By Michael A. Memoli, Tribune Washington Bureau
CAMBRIDGE, MD — President Barack Obama delivered an election-year pep talk to Democrats on Friday, thanking his congressional allies for showing courage and unity “under the most difficult circumstances” in budget battles with Republicans.
Speaking at the House Democratic caucus’s three-day retreat here, the president said the recent passage of a debt-ceiling increase without any concession to Republican demands showed the power of a unified Democratic Party.
But while praising the Democrats and offering Valentine’s Day wishes to Minority Leader Nancy Pelosi of California, Obama notably did not repeat the prediction he made last year that she would regain her role as speaker after this November’s elections. Rather than talk of regaining their majority, the most optimistic Democrats now talk of cutting into the Republicans’ current 32-seat advantage in the House.

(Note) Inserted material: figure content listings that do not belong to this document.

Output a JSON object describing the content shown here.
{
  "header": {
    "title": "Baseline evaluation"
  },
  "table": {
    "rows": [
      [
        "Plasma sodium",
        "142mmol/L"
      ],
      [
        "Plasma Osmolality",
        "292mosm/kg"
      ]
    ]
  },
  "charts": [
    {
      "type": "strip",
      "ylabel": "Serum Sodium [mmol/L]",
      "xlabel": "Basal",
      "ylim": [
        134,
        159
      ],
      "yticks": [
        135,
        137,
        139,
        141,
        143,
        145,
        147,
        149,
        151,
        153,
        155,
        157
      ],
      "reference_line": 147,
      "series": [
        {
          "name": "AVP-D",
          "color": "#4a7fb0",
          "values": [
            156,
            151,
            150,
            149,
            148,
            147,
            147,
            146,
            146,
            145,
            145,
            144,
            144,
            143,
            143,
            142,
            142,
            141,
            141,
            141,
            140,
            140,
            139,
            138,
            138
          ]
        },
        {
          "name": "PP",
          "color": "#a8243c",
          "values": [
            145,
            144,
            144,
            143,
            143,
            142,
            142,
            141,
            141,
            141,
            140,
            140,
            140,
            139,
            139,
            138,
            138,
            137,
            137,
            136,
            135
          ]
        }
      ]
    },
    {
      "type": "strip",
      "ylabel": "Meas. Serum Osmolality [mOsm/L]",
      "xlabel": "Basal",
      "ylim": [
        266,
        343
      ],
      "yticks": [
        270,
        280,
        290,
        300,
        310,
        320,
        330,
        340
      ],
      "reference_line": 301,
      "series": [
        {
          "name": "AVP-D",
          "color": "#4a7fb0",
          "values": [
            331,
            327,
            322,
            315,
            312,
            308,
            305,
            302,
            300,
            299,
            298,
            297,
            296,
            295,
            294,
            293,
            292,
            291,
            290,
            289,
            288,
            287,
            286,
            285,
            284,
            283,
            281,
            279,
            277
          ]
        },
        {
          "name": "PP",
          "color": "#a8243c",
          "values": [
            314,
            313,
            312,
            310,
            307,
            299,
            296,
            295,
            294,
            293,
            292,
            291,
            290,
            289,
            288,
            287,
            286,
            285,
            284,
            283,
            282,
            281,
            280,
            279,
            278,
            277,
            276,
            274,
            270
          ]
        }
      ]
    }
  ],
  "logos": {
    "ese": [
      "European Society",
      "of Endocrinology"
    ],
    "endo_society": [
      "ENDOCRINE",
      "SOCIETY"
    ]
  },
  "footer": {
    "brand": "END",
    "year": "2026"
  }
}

Instead of forecasting that the party would regain the House majority for the final two years of his tenure, Obama thanked Democrats for showing “time and time again, under the most difficult circumstances, the kind of courage and unity and discipline that has made me very, very proud.”

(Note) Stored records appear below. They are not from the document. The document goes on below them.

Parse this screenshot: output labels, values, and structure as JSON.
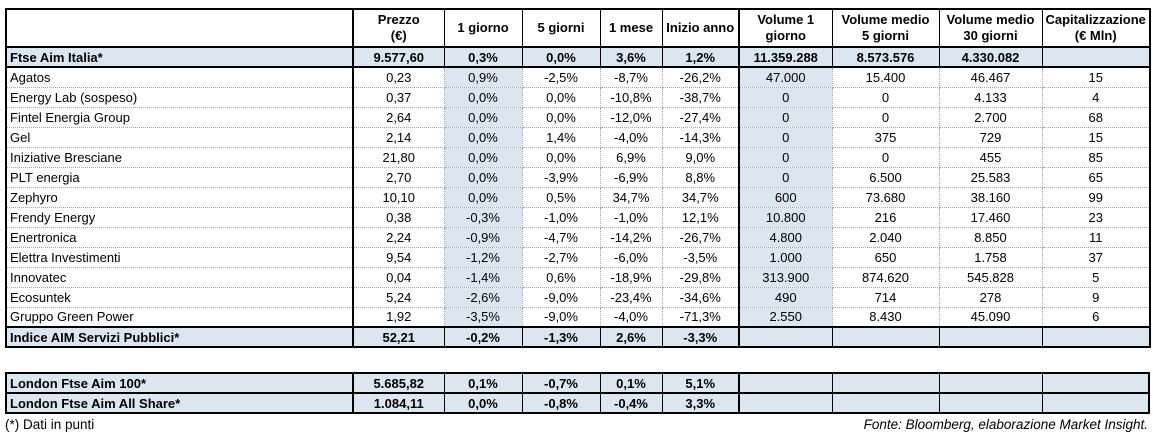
{
  "colors": {
    "highlight": "#dce6f1",
    "border": "#000000"
  },
  "table": {
    "columns": [
      {
        "key": "prezzo",
        "label": "Prezzo (€)",
        "lines": [
          "Prezzo",
          "(€)"
        ]
      },
      {
        "key": "1-giorno",
        "label": "1 giorno",
        "lines": [
          "1 giorno"
        ]
      },
      {
        "key": "5-giorni",
        "label": "5 giorni",
        "lines": [
          "5 giorni"
        ]
      },
      {
        "key": "1-mese",
        "label": "1 mese",
        "lines": [
          "1 mese"
        ]
      },
      {
        "key": "inizio-anno",
        "label": "Inizio anno",
        "lines": [
          "Inizio anno"
        ]
      },
      {
        "key": "volume-1-giorno",
        "label": "Volume 1 giorno",
        "lines": [
          "Volume 1",
          "giorno"
        ]
      },
      {
        "key": "volume-medio-5-giorni",
        "label": "Volume medio 5 giorni",
        "lines": [
          "Volume medio",
          "5 giorni"
        ]
      },
      {
        "key": "volume-medio-30-giorni",
        "label": "Volume medio 30 giorni",
        "lines": [
          "Volume medio",
          "30 giorni"
        ]
      },
      {
        "key": "capitalizzazione",
        "label": "Capitalizzazione (€ Mln)",
        "lines": [
          "Capitalizzazione",
          "(€ Mln)"
        ]
      }
    ],
    "index_row": {
      "name": "Ftse Aim Italia*",
      "values": [
        "9.577,60",
        "0,3%",
        "0,0%",
        "3,6%",
        "1,2%",
        "11.359.288",
        "8.573.576",
        "4.330.082",
        ""
      ]
    },
    "rows": [
      {
        "name": "Agatos",
        "values": [
          "0,23",
          "0,9%",
          "-2,5%",
          "-8,7%",
          "-26,2%",
          "47.000",
          "15.400",
          "46.467",
          "15"
        ]
      },
      {
        "name": "Energy Lab (sospeso)",
        "values": [
          "0,37",
          "0,0%",
          "0,0%",
          "-10,8%",
          "-38,7%",
          "0",
          "0",
          "4.133",
          "4"
        ]
      },
      {
        "name": "Fintel Energia Group",
        "values": [
          "2,64",
          "0,0%",
          "0,0%",
          "-12,0%",
          "-27,4%",
          "0",
          "0",
          "2.700",
          "68"
        ]
      },
      {
        "name": "Gel",
        "values": [
          "2,14",
          "0,0%",
          "1,4%",
          "-4,0%",
          "-14,3%",
          "0",
          "375",
          "729",
          "15"
        ]
      },
      {
        "name": "Iniziative Bresciane",
        "values": [
          "21,80",
          "0,0%",
          "0,0%",
          "6,9%",
          "9,0%",
          "0",
          "0",
          "455",
          "85"
        ]
      },
      {
        "name": "PLT energia",
        "values": [
          "2,70",
          "0,0%",
          "-3,9%",
          "-6,9%",
          "8,8%",
          "0",
          "6.500",
          "25.583",
          "65"
        ]
      },
      {
        "name": "Zephyro",
        "values": [
          "10,10",
          "0,0%",
          "0,5%",
          "34,7%",
          "34,7%",
          "600",
          "73.680",
          "38.160",
          "99"
        ]
      },
      {
        "name": "Frendy Energy",
        "values": [
          "0,38",
          "-0,3%",
          "-1,0%",
          "-1,0%",
          "12,1%",
          "10.800",
          "216",
          "17.460",
          "23"
        ]
      },
      {
        "name": "Enertronica",
        "values": [
          "2,24",
          "-0,9%",
          "-4,7%",
          "-14,2%",
          "-26,7%",
          "4.800",
          "2.040",
          "8.850",
          "11"
        ]
      },
      {
        "name": "Elettra Investimenti",
        "values": [
          "9,54",
          "-1,2%",
          "-2,7%",
          "-6,0%",
          "-3,5%",
          "1.000",
          "650",
          "1.758",
          "37"
        ]
      },
      {
        "name": "Innovatec",
        "values": [
          "0,04",
          "-1,4%",
          "0,6%",
          "-18,9%",
          "-29,8%",
          "313.900",
          "874.620",
          "545.828",
          "5"
        ]
      },
      {
        "name": "Ecosuntek",
        "values": [
          "5,24",
          "-2,6%",
          "-9,0%",
          "-23,4%",
          "-34,6%",
          "490",
          "714",
          "278",
          "9"
        ]
      },
      {
        "name": "Gruppo Green Power",
        "values": [
          "1,92",
          "-3,5%",
          "-9,0%",
          "-4,0%",
          "-71,3%",
          "2.550",
          "8.430",
          "45.090",
          "6"
        ]
      }
    ],
    "servizi_row": {
      "name": "Indice AIM Servizi Pubblici*",
      "values": [
        "52,21",
        "-0,2%",
        "-1,3%",
        "2,6%",
        "-3,3%",
        "",
        "",
        "",
        ""
      ]
    }
  },
  "london_table": {
    "rows": [
      {
        "name": "London Ftse Aim 100*",
        "values": [
          "5.685,82",
          "0,1%",
          "-0,7%",
          "0,1%",
          "5,1%",
          "",
          "",
          "",
          ""
        ]
      },
      {
        "name": "London Ftse Aim All Share*",
        "values": [
          "1.084,11",
          "0,0%",
          "-0,8%",
          "-0,4%",
          "3,3%",
          "",
          "",
          "",
          ""
        ]
      }
    ]
  },
  "footer": {
    "note": "(*) Dati in punti",
    "source": "Fonte: Bloomberg, elaborazione Market Insight."
  }
}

“The fact that we are no longer going to see, I believe, anybody try to hold our government hostage and threaten the full faith and credit of the United States of America in order to contract policy concessions, the fact that we were able to pass a clean debt limit is just one example of why when you guys are unified, you guys stick together, this country is better off,” Obama said.
“I could not be more thankful or more appreciative, prouder of what you’re doing.”

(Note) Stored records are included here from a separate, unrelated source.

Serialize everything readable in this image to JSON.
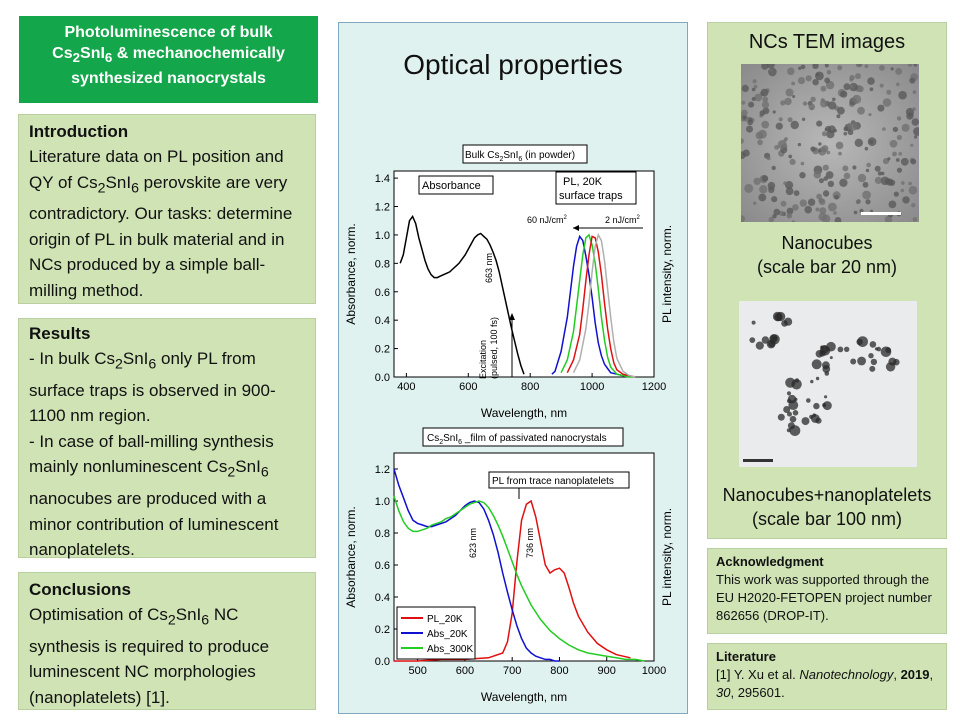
{
  "title": {
    "l1": "Photoluminescence of bulk",
    "l2a": "Cs",
    "l2s1": "2",
    "l2b": "SnI",
    "l2s2": "6",
    "l2c": " & mechanochemically",
    "l3": "synthesized nanocrystals"
  },
  "intro": {
    "heading": "Introduction",
    "t1": "Literature data on PL position and QY of Cs",
    "s1": "2",
    "t2": "SnI",
    "s2": "6",
    "t3": " perovskite are very contradictory. Our tasks: determine origin of PL in bulk material and in NCs produced by a simple ball-milling method."
  },
  "results": {
    "heading": "Results",
    "a1": "- In bulk Cs",
    "as1": "2",
    "a2": "SnI",
    "as2": "6",
    "a3": " only PL from surface traps is observed  in 900-1100 nm region.",
    "b1": "- In case of ball-milling synthesis mainly nonluminescent  Cs",
    "bs1": "2",
    "b2": "SnI",
    "bs2": "6",
    "b3": " nanocubes are produced with a minor contribution of luminescent nanoplatelets."
  },
  "conclusions": {
    "heading": "Conclusions",
    "t1": "Optimisation of Cs",
    "s1": "2",
    "t2": "SnI",
    "s2": "6",
    "t3": " NC synthesis is required to produce luminescent NC morphologies (nanoplatelets)  [1]."
  },
  "center": {
    "heading": "Optical properties"
  },
  "tem": {
    "heading": "NCs TEM images",
    "cap1a": "Nanocubes",
    "cap1b": "(scale bar 20 nm)",
    "cap2a": "Nanocubes+nanoplatelets",
    "cap2b": "(scale bar 100 nm)"
  },
  "ack": {
    "heading": "Acknowledgment",
    "text": "This work was supported through the EU H2020-FETOPEN project number 862656 (DROP-IT)."
  },
  "lit": {
    "heading": "Literature",
    "a": "[1] Y. Xu et al. ",
    "j": "Nanotechnology",
    "c": ", ",
    "y": "2019",
    "c2": ", ",
    "v": "30",
    "p": ", 295601."
  },
  "colors": {
    "red": "#e01010",
    "blue": "#1010d0",
    "green": "#22cc22",
    "gray": "#b0b0b0",
    "dot": "#1f1f1f"
  },
  "chart_data": [
    {
      "type": "line",
      "title_a": "Bulk Cs",
      "title_s1": "2",
      "title_b": "SnI",
      "title_s2": "6",
      "title_c": " (in powder)",
      "xlabel": "Wavelength, nm",
      "ylabel": "Absorbance, norm.",
      "ylabel2": "PL intensity, norm.",
      "xlim": [
        360,
        1200
      ],
      "ylim": [
        0,
        1.45
      ],
      "xticks": [
        400,
        600,
        800,
        1000,
        1200
      ],
      "yticks": [
        0.0,
        0.2,
        0.4,
        0.6,
        0.8,
        1.0,
        1.2,
        1.4
      ],
      "xtick_labels": [
        "400",
        "600",
        "800",
        "1000",
        "1200"
      ],
      "ytick_labels": [
        "0.0",
        "0.2",
        "0.4",
        "0.6",
        "0.8",
        "1.0",
        "1.2",
        "1.4"
      ],
      "annotations": {
        "absorbance": "Absorbance",
        "pl1": "PL, 20K",
        "pl2": "surface traps",
        "p60": "60 nJ/cm",
        "p60s": "2",
        "p2": "2 nJ/cm",
        "p2s": "2",
        "pk663": "663 nm",
        "exc1": "Excitation",
        "exc2": "(pulsed, 100 fs)"
      },
      "series": [
        {
          "name": "Absorbance",
          "color": "#000000",
          "x": [
            380,
            390,
            400,
            410,
            420,
            430,
            440,
            450,
            460,
            470,
            480,
            490,
            500,
            510,
            520,
            530,
            540,
            550,
            560,
            570,
            580,
            590,
            600,
            610,
            620,
            630,
            640,
            650,
            660,
            670,
            680,
            690,
            700,
            710,
            720,
            730,
            740,
            750,
            760,
            770,
            780
          ],
          "y": [
            0.8,
            0.86,
            0.98,
            1.1,
            1.13,
            1.08,
            0.98,
            0.9,
            0.82,
            0.76,
            0.72,
            0.7,
            0.7,
            0.71,
            0.72,
            0.73,
            0.74,
            0.76,
            0.78,
            0.8,
            0.83,
            0.86,
            0.9,
            0.94,
            0.98,
            1.0,
            1.01,
            0.99,
            0.97,
            0.93,
            0.88,
            0.82,
            0.74,
            0.64,
            0.54,
            0.44,
            0.34,
            0.25,
            0.16,
            0.08,
            0.02
          ]
        },
        {
          "name": "PL 60 nJ/cm2",
          "color": "#1010d0",
          "x": [
            870,
            880,
            900,
            920,
            930,
            940,
            950,
            960,
            970,
            980,
            990,
            1000,
            1010,
            1020,
            1030,
            1040,
            1050,
            1060,
            1080,
            1100,
            1120
          ],
          "y": [
            0.02,
            0.04,
            0.18,
            0.42,
            0.6,
            0.78,
            0.92,
            0.99,
            0.96,
            0.85,
            0.72,
            0.56,
            0.38,
            0.24,
            0.15,
            0.09,
            0.06,
            0.03,
            0.02,
            0.01,
            0.0
          ]
        },
        {
          "name": "PL",
          "color": "#22cc22",
          "x": [
            900,
            920,
            940,
            950,
            960,
            970,
            980,
            990,
            1000,
            1010,
            1020,
            1030,
            1040,
            1050,
            1060,
            1080,
            1100,
            1120,
            1140
          ],
          "y": [
            0.03,
            0.12,
            0.32,
            0.5,
            0.68,
            0.86,
            0.98,
            1.0,
            0.93,
            0.8,
            0.62,
            0.42,
            0.26,
            0.14,
            0.07,
            0.02,
            0.01,
            0.0,
            0.0
          ]
        },
        {
          "name": "PL",
          "color": "#e01010",
          "x": [
            920,
            940,
            960,
            970,
            980,
            990,
            1000,
            1010,
            1020,
            1030,
            1040,
            1050,
            1060,
            1070,
            1080,
            1100,
            1120,
            1140
          ],
          "y": [
            0.03,
            0.12,
            0.3,
            0.48,
            0.68,
            0.86,
            0.99,
            0.98,
            0.88,
            0.72,
            0.52,
            0.34,
            0.2,
            0.1,
            0.05,
            0.02,
            0.01,
            0.0
          ]
        },
        {
          "name": "PL 2 nJ/cm2",
          "color": "#b0b0b0",
          "x": [
            940,
            960,
            980,
            990,
            1000,
            1010,
            1020,
            1030,
            1040,
            1050,
            1060,
            1070,
            1080,
            1100,
            1120,
            1140
          ],
          "y": [
            0.03,
            0.12,
            0.34,
            0.52,
            0.74,
            0.92,
            1.0,
            0.96,
            0.82,
            0.62,
            0.42,
            0.25,
            0.13,
            0.04,
            0.01,
            0.0
          ]
        }
      ]
    },
    {
      "type": "line",
      "title_a": "Cs",
      "title_s1": "2",
      "title_b": "SnI",
      "title_s2": "6",
      "title_c": " _film of passivated nanocrystals",
      "xlabel": "Wavelength, nm",
      "ylabel": "Absorbance, norm.",
      "ylabel2": "PL intensity, norm.",
      "xlim": [
        450,
        1000
      ],
      "ylim": [
        0,
        1.3
      ],
      "xticks": [
        500,
        600,
        700,
        800,
        900,
        1000
      ],
      "yticks": [
        0.0,
        0.2,
        0.4,
        0.6,
        0.8,
        1.0,
        1.2
      ],
      "xtick_labels": [
        "500",
        "600",
        "700",
        "800",
        "900",
        "1000"
      ],
      "ytick_labels": [
        "0.0",
        "0.2",
        "0.4",
        "0.6",
        "0.8",
        "1.0",
        "1.2"
      ],
      "annotations": {
        "pl_trace": "PL from trace nanoplatelets",
        "pk623": "623 nm",
        "pk736": "736 nm"
      },
      "legend": [
        "PL_20K",
        "Abs_20K",
        "Abs_300K"
      ],
      "series": [
        {
          "name": "PL_20K",
          "color": "#e01010",
          "x": [
            450,
            500,
            550,
            600,
            650,
            680,
            690,
            700,
            710,
            720,
            730,
            740,
            750,
            760,
            770,
            780,
            790,
            800,
            810,
            820,
            830,
            840,
            860,
            880,
            900,
            920,
            950
          ],
          "y": [
            0.0,
            0.0,
            0.01,
            0.01,
            0.02,
            0.05,
            0.12,
            0.3,
            0.62,
            0.88,
            0.98,
            1.0,
            0.9,
            0.75,
            0.6,
            0.55,
            0.57,
            0.58,
            0.55,
            0.46,
            0.36,
            0.28,
            0.18,
            0.11,
            0.07,
            0.04,
            0.02
          ]
        },
        {
          "name": "Abs_20K",
          "color": "#1010d0",
          "x": [
            450,
            460,
            470,
            480,
            490,
            500,
            510,
            520,
            530,
            540,
            550,
            560,
            570,
            580,
            590,
            600,
            610,
            620,
            630,
            640,
            650,
            660,
            670,
            680,
            690,
            700,
            710,
            720,
            730,
            740,
            750,
            760,
            770,
            780,
            790,
            800
          ],
          "y": [
            1.2,
            1.1,
            1.02,
            0.94,
            0.88,
            0.86,
            0.85,
            0.84,
            0.84,
            0.85,
            0.86,
            0.87,
            0.89,
            0.91,
            0.94,
            0.97,
            0.99,
            1.0,
            0.99,
            0.95,
            0.88,
            0.79,
            0.68,
            0.55,
            0.43,
            0.32,
            0.22,
            0.14,
            0.08,
            0.05,
            0.03,
            0.02,
            0.01,
            0.01,
            0.0,
            0.0
          ]
        },
        {
          "name": "Abs_300K",
          "color": "#22cc22",
          "x": [
            450,
            460,
            470,
            480,
            490,
            500,
            510,
            520,
            530,
            540,
            550,
            560,
            570,
            580,
            590,
            600,
            610,
            620,
            630,
            640,
            650,
            660,
            670,
            680,
            690,
            700,
            710,
            720,
            740,
            760,
            780,
            800,
            820,
            840,
            860,
            880,
            900,
            920,
            940,
            960,
            980
          ],
          "y": [
            1.03,
            0.94,
            0.87,
            0.83,
            0.81,
            0.81,
            0.82,
            0.83,
            0.85,
            0.86,
            0.87,
            0.89,
            0.9,
            0.92,
            0.94,
            0.96,
            0.98,
            0.99,
            1.0,
            0.99,
            0.96,
            0.91,
            0.85,
            0.78,
            0.7,
            0.62,
            0.54,
            0.47,
            0.35,
            0.26,
            0.19,
            0.14,
            0.1,
            0.07,
            0.05,
            0.04,
            0.03,
            0.02,
            0.01,
            0.01,
            0.0
          ]
        }
      ]
    }
  ]
}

The House passed a debt-limit increase on Tuesday, well before a Feb. 27 deadline, only because the overwhelming majority of Democrats in the House and Senate voted for it. Passage marked the first time in several years that Congress dealt with the debt ceiling without a last-minute standoff over policy issues.
Democratic unity was also key to passing Obama’s landmark health care reform law, which Republicans have sought to use as an electoral weapon against Democrats in contested districts. The president sought to reassure Democrats that the law is, after initial technical problems, back on track, with enrollments exceeding projections in January.
“I just want to say thank you for all of you hanging in there tough on an issue that, I think, 10 years from now, five years from now, we’re going to look back and say this was a monumental achievement that could not have happened had it not been for this caucus,” he said.
Vice President Joe Biden, who preceded Obama in speaking to the group, similarly urged lawmakers to “keep your eye on the ball” and focus not “on the few things that we do have problems with” but “on all that we have going for us going into this election.”
Biden, who had to postpone his scheduled visit to the gathering Thursday because of the snowy conditions in Washington, argued that public sentiment was now on Democrats’ side on most of the major issues. He cited polls done for the party that purportedly showed 55 percent of voters in swing districts are against repealing the health care law.
“This is the first time in my career … where on every major issue, the American people agree with the Democratic Party,” Biden argued, while also assuring nervous Democrats that there were “three political lifetimes” between now and the November elections.